Absence
It's been many hours and many days since he took his love away in an email with 301 words and 1,244 characters (not including spaces), dated Sat, 3 Mar 2007 17:31:26.
It was never easy and it never will. But at times it's easier and at other times its more difficult. For instance: it used to be extremely easy when he would go on a business trip out of town for a while. I would subconciously convince myself that the only reason for his absence in my life is caused by the business trip. And he will come back soon.

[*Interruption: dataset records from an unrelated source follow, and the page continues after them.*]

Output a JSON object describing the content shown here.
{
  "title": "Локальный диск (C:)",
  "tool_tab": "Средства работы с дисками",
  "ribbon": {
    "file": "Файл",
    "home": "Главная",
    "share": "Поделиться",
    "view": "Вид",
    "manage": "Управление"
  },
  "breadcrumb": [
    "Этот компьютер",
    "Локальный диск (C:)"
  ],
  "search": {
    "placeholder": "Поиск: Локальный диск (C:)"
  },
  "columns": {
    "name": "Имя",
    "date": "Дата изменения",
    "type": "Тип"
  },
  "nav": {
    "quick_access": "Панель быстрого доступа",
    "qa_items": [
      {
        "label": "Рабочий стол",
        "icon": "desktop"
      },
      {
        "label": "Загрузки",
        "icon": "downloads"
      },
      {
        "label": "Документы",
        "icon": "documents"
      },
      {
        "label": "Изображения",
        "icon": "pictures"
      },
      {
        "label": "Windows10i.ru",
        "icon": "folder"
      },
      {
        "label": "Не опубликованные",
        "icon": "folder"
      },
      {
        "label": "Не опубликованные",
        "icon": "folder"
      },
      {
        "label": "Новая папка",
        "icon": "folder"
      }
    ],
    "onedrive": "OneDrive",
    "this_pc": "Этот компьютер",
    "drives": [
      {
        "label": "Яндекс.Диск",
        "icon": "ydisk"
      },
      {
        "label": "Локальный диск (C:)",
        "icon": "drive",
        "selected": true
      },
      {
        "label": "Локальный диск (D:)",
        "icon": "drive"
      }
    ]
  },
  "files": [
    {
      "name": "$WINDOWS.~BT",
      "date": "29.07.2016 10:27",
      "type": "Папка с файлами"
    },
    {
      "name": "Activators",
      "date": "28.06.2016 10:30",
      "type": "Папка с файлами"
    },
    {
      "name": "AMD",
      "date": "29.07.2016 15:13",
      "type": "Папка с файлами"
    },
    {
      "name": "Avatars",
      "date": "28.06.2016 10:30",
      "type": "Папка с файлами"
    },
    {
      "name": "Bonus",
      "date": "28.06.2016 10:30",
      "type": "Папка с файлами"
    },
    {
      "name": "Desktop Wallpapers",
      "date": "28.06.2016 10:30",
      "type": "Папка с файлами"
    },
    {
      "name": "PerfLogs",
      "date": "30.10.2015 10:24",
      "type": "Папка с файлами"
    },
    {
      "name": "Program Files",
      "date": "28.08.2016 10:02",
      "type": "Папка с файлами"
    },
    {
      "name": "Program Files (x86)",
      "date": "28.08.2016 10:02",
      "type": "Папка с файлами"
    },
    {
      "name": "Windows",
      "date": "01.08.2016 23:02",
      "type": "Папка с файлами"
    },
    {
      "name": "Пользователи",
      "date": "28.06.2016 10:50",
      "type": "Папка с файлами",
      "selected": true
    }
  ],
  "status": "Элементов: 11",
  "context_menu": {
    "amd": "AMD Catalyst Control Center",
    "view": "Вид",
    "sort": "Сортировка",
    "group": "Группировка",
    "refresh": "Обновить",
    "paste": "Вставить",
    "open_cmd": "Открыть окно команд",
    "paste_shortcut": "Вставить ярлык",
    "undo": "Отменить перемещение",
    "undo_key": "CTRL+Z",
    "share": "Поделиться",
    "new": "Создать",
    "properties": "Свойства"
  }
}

Now he is on a business trip. And I'm having the hardest time that I haven't had in a long time. Not even when he is around and I want to kiss him and shouldn't. Not even when he is around and I want to tell him how much I love him or how cute the blackheads on his nose are - and instead I would just tease him to release that stress and hate myself for making silly tasteless jokes.

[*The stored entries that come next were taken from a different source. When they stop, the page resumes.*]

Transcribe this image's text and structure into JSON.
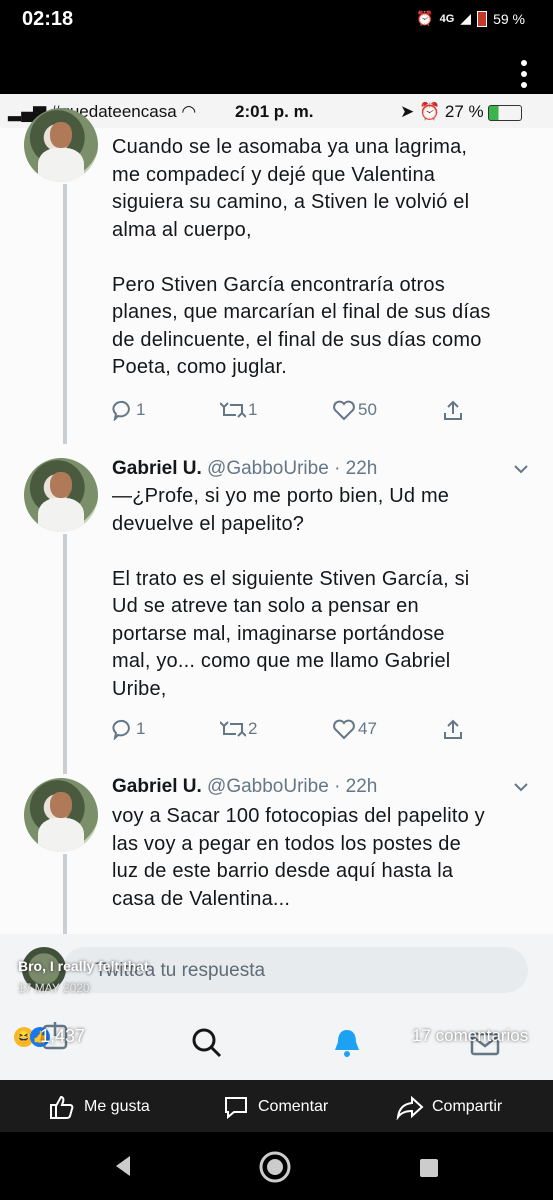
{
  "android_status": {
    "time": "02:18",
    "network": "4G",
    "battery": "59 %"
  },
  "ios_status": {
    "carrier": "#quedateencasa",
    "time": "2:01 p. m.",
    "battery": "27 %"
  },
  "tweets": [
    {
      "text": "Cuando se le asomaba ya una lagrima,\nme compadecí y dejé que Valentina\nsiguiera su camino, a Stiven le volvió el\nalma al cuerpo,\n\nPero Stiven García encontraría otros\nplanes, que marcarían el final de sus días\nde delincuente, el final de sus días como\nPoeta, como juglar.",
      "replies": "1",
      "retweets": "1",
      "likes": "50"
    },
    {
      "name": "Gabriel U.",
      "handle": "@GabboUribe",
      "time": "· 22h",
      "text": "—¿Profe, si yo me porto bien, Ud me\ndevuelve el papelito?\n\nEl trato es el siguiente Stiven García, si\nUd se atreve tan solo a pensar en\nportarse mal, imaginarse portándose\nmal, yo... como que me llamo Gabriel\nUribe,",
      "replies": "1",
      "retweets": "2",
      "likes": "47"
    },
    {
      "name": "Gabriel U.",
      "handle": "@GabboUribe",
      "time": "· 22h",
      "text": "voy a Sacar 100 fotocopias del papelito y\nlas voy a pegar en todos los postes de\nluz de este barrio desde aquí hasta la\ncasa de Valentina..."
    }
  ],
  "reply": {
    "placeholder": "Twittea tu respuesta"
  },
  "post": {
    "caption": "Bro, I really felt that",
    "date": "17 MAY 2020",
    "reactions": "1,437",
    "comments": "17 comentarios"
  },
  "fb_actions": {
    "like": "Me gusta",
    "comment": "Comentar",
    "share": "Compartir"
  },
  "colors": {
    "text": "#14171a",
    "muted": "#657786",
    "like_blue": "#1877f2"
  }
}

This time I am full of so much bullshit I can't take it anymore. What can I do - I just miss him. And what is there to do except for feeling insulted when you call him at work there, out of town, and when you leave a message you can't even tell them "of course he has my number, he's been living with me for the last four years". Or when you try to reach him at the hotel where he said he would stay and isn't really staying, and the receptionist at the desk asks "are you sure he is not staying with someone else?". Of course not. Even a 10 bedroom mansion wouldn't be big enough to host the ghost of his mother AND another woman. Let alone a crowded hotel room in a god forsaken little town up North, probably filled with plywood furniture and the sheets are not even white but have stupid flowers on them that can't let him fall asleep.